A White House spokesman told NBC that it is reconsidering its strategy on the nomination, but President Barack Obama hasn't given up on Murthy yet.

The NRA also isn't likely to back down. Executive Director Chris Cox, in a letter to Senate Majority Leader Harry Reid, D-Nev. and Senate Minority Leader Mitch McConnell, R-Ky. in late February, said the NRA "strongly opposes" Murthy's nomination because his "record of political activism in support of radical gun control measures" raises concerns about his ability to be objective when it comes to the issues concerning the nation's gun owners.

Further, Cox said that Murthy is likely to use the office to further his stance on gun control.

He wrote that in 2008, Murthy founded "Doctors for Obama" to back Obama's presidential campaign. A year, later the organization's name was changed to "Doctors for America," and Murthy, as its president, used the position to push for gun control laws, including pushing lawmakers to approve changes, Cox wrote.

The Journal editors, in the editorial, said it's of "great concern" that the nomination is in jeopardy over the NRA's opposition, which is based on the grounds that he has "advocated reasonable and mainstream forms of gun regulation."

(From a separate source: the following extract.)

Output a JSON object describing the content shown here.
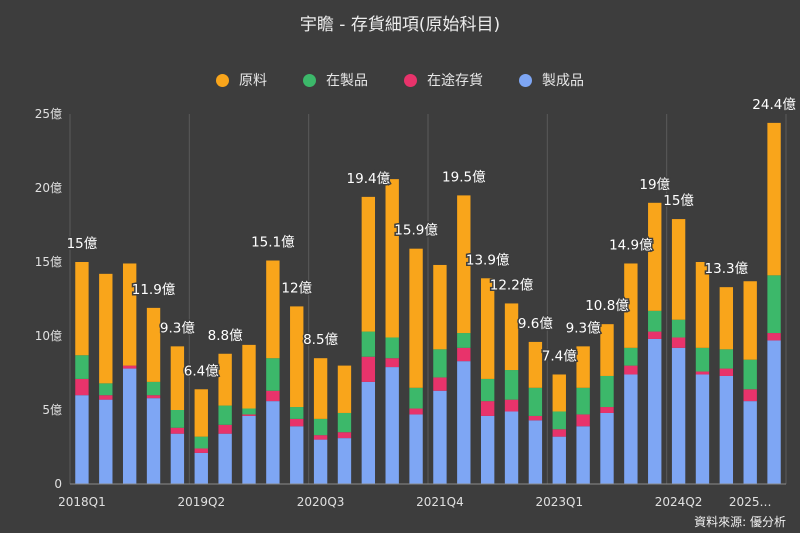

His views are "unsurprising," the editors said, because there are more than 30,000 deaths from firearms in the United States each year.

The opposition to Murthy marks the first time the NRA has "flexed its political muscle" over a surgeon general's appointment, according to the editorial. The NRA has taken the action even though the surgeon general's office has no authority over firearm regulations, and Murthy has confirmed he'll concentrate on obesity prevention, not firearms, if confirmed, the Journal editors wrote.

"Still, 10 Senate Democrats are apparently prepared to vote against Murthy's confirmation because of his personal views on firearms — a demonstration of just how much political power our legislators have ceded to the NRA," the editors wrote. "Should a special-interest organization like the NRA have veto power over the appointment of the nation's top doctor? The very idea is unacceptable...the NRA is taking its single-issue political blackmail to a new level."